On his new album, Yeezus, Kanye West declares "I am a God." For a man of West's egoistic leanings and outsized personality that statement is more than braggadocio. Not one for the status quo, the production in his solo work has continually evolved. West had gained major critical and commercial success for his RZA-inspired production on The College Dropout. Two albums later he had moved on to a tightly executed ten song, forty minute orchestral pop format. It's an unlikely followup, an album of new wave inspired tunes could very well have turned out to be a commercial disaster. Rather than crash and burn it was that album, 808s and Heartbreak, that gained major sales on the back of its ubiquitous radio singes. In turn it gave West major credibility as a pop innovator.
While the label "innovator" has more or less stuck, there has been an equal evolution in his self-hype. It is impossible to fathom a man who loves himself more. While he attempted self-identification with the common man in his earliest work, by My Beautiful Dark Twisted Fantasy that pursuit
reached a dead end. West was livid about a great many things on that record, from race politics, alimony lawsuits from imaginary women, the interruption of dinner parties, and the question of why it seemed not okay to demand threesomes from one's partner on a regular basis.
The presentation of Yeezus, a bare CD in a gem case enclosed by red tape seems to make an obvious statement. West wants you to listen to the music without having any expectations of its conceptual framework. The Daft Punk-produced opener, "On Sight," proves an accurate guide to the album's sonic themes. A cascade of acid house baselines and distorted snare drums crackle with energy, while West explodes on a laundry list of non-sequitors. "On Sight" reads less like hip hop and more like a very open ended free style to a channel surfing competition.

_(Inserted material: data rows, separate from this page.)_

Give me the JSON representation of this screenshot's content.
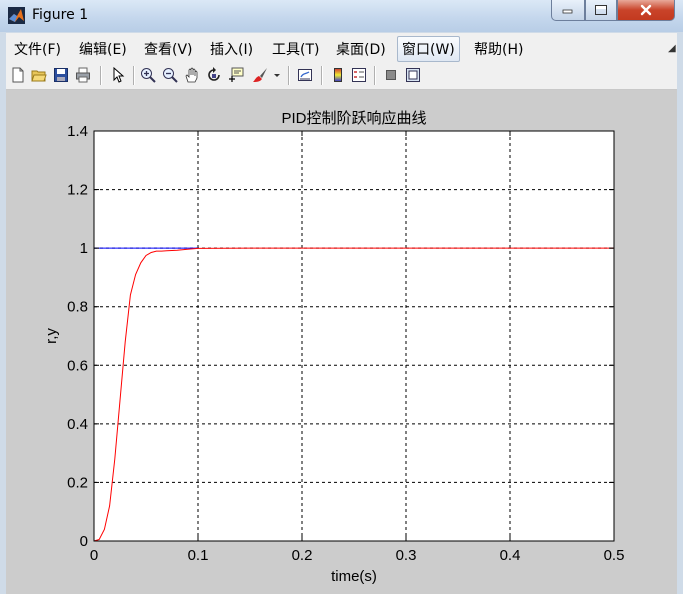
{
  "window": {
    "title": "Figure 1",
    "min_icon": "minimize-icon",
    "max_icon": "maximize-icon",
    "close_icon": "close-icon"
  },
  "menu": {
    "items": [
      "文件(F)",
      "编辑(E)",
      "查看(V)",
      "插入(I)",
      "工具(T)",
      "桌面(D)",
      "窗口(W)",
      "帮助(H)"
    ],
    "active": "窗口(W)"
  },
  "toolbar": {
    "icons": [
      "new-figure-icon",
      "open-file-icon",
      "save-icon",
      "print-icon",
      "edit-plot-arrow-icon",
      "zoom-in-icon",
      "zoom-out-icon",
      "pan-hand-icon",
      "rotate-3d-icon",
      "data-cursor-icon",
      "brush-icon",
      "brush-dropdown-icon",
      "link-plot-icon",
      "colorbar-icon",
      "legend-icon",
      "hide-plot-tools-icon",
      "show-plot-tools-icon"
    ]
  },
  "colors": {
    "figure_bg": "#cccccc",
    "axes_bg": "#ffffff",
    "reference_line": "#0000ff",
    "response_line": "#ff0000"
  },
  "chart_data": {
    "type": "line",
    "title": "PID控制阶跃响应曲线",
    "xlabel": "time(s)",
    "ylabel": "r,y",
    "xlim": [
      0,
      0.5
    ],
    "ylim": [
      0,
      1.4
    ],
    "xticks": [
      0,
      0.1,
      0.2,
      0.3,
      0.4,
      0.5
    ],
    "xtick_labels": [
      "0",
      "0.1",
      "0.2",
      "0.3",
      "0.4",
      "0.5"
    ],
    "yticks": [
      0,
      0.2,
      0.4,
      0.6,
      0.8,
      1,
      1.2,
      1.4
    ],
    "ytick_labels": [
      "0",
      "0.2",
      "0.4",
      "0.6",
      "0.8",
      "1",
      "1.2",
      "1.4"
    ],
    "grid": true,
    "series": [
      {
        "color": "#0000ff",
        "x": [
          0,
          0.1
        ],
        "y": [
          1,
          1
        ]
      },
      {
        "color": "#ff0000",
        "x": [
          0,
          0.005,
          0.01,
          0.015,
          0.02,
          0.025,
          0.03,
          0.035,
          0.04,
          0.045,
          0.05,
          0.055,
          0.06,
          0.065,
          0.07,
          0.08,
          0.09,
          0.1,
          0.15,
          0.2,
          0.3,
          0.4,
          0.5
        ],
        "y": [
          0,
          0.005,
          0.04,
          0.12,
          0.28,
          0.48,
          0.68,
          0.84,
          0.91,
          0.95,
          0.975,
          0.985,
          0.99,
          0.99,
          0.991,
          0.993,
          0.996,
          0.999,
          1,
          1,
          1,
          1,
          1
        ]
      }
    ]
  }
}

While Yeezus is more industrial than most hip hop albums, it doesn't feel shocking because it lacks control. There is hardly a moment of screaming, percussion dropouts, or distortion that are in league with the unexpectedness of, say, a DIY noise band. Rick Rubin's executive production most likely had the biggest say in the scaling back of West's signature lo-fi percussion and sampling use. Yeezus is, in a certain sense, a designer industrial music album in which every sound is created so as not to offend.

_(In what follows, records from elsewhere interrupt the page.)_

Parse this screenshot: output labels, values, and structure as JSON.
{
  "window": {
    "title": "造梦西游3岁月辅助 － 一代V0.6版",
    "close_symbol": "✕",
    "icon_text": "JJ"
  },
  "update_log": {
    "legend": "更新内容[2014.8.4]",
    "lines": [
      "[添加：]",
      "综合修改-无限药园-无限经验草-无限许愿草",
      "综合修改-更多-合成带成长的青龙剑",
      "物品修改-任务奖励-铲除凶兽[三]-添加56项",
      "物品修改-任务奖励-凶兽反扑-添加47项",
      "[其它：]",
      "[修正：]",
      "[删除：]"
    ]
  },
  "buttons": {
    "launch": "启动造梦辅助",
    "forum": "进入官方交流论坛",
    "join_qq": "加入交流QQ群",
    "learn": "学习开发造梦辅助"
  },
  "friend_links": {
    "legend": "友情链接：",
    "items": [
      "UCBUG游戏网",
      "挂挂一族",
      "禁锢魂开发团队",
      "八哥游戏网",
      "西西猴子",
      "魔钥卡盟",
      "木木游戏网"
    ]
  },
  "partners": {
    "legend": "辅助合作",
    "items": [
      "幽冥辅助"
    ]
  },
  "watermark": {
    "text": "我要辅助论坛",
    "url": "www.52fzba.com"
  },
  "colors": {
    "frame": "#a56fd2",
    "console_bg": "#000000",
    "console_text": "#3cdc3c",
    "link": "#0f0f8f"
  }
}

Still, the lyrical content on Yeezus may offend a great many people. On "Bound 2," West will make women wonder why they don't hear "I want to
fuck you hard on the sink/After that give you something to drink" more often from their man. Women who are proponents of civil rights will also
probably find the line "Put my fist in her like a civil rights sign" slightly less than endearing. While listening to Yeezus, you get the distinct feeling
that you are listening to a very open ended free style to an internet porn surfing competition.
It is hard to listen to Yeezus and not feel as if West cobbled together its lyrics in one alcoholic evening. It is tempting to interpret the album as a
regrettable dinner conversation by a man interested in race politics who would much rather talk about getting laid in the bathroom between courses. However, a more compelling read is that it is a boldly unfiltered presentation of Kanye's id to the public eye. What is mystifying about this is not why anyone would portray themselves as such a monster, but why no one before had seen reveling in it as a form of art unto itself. It's impossible to imagine the sort of personality who could represent such deeply misogynistic viewpoints while transitioning into fatherhood. However, like many things in Kanye West's world, he just wants you to hear him out for who he is. If you're up for playing along with this plea, then the sheer gusto of Yeezus will entertain.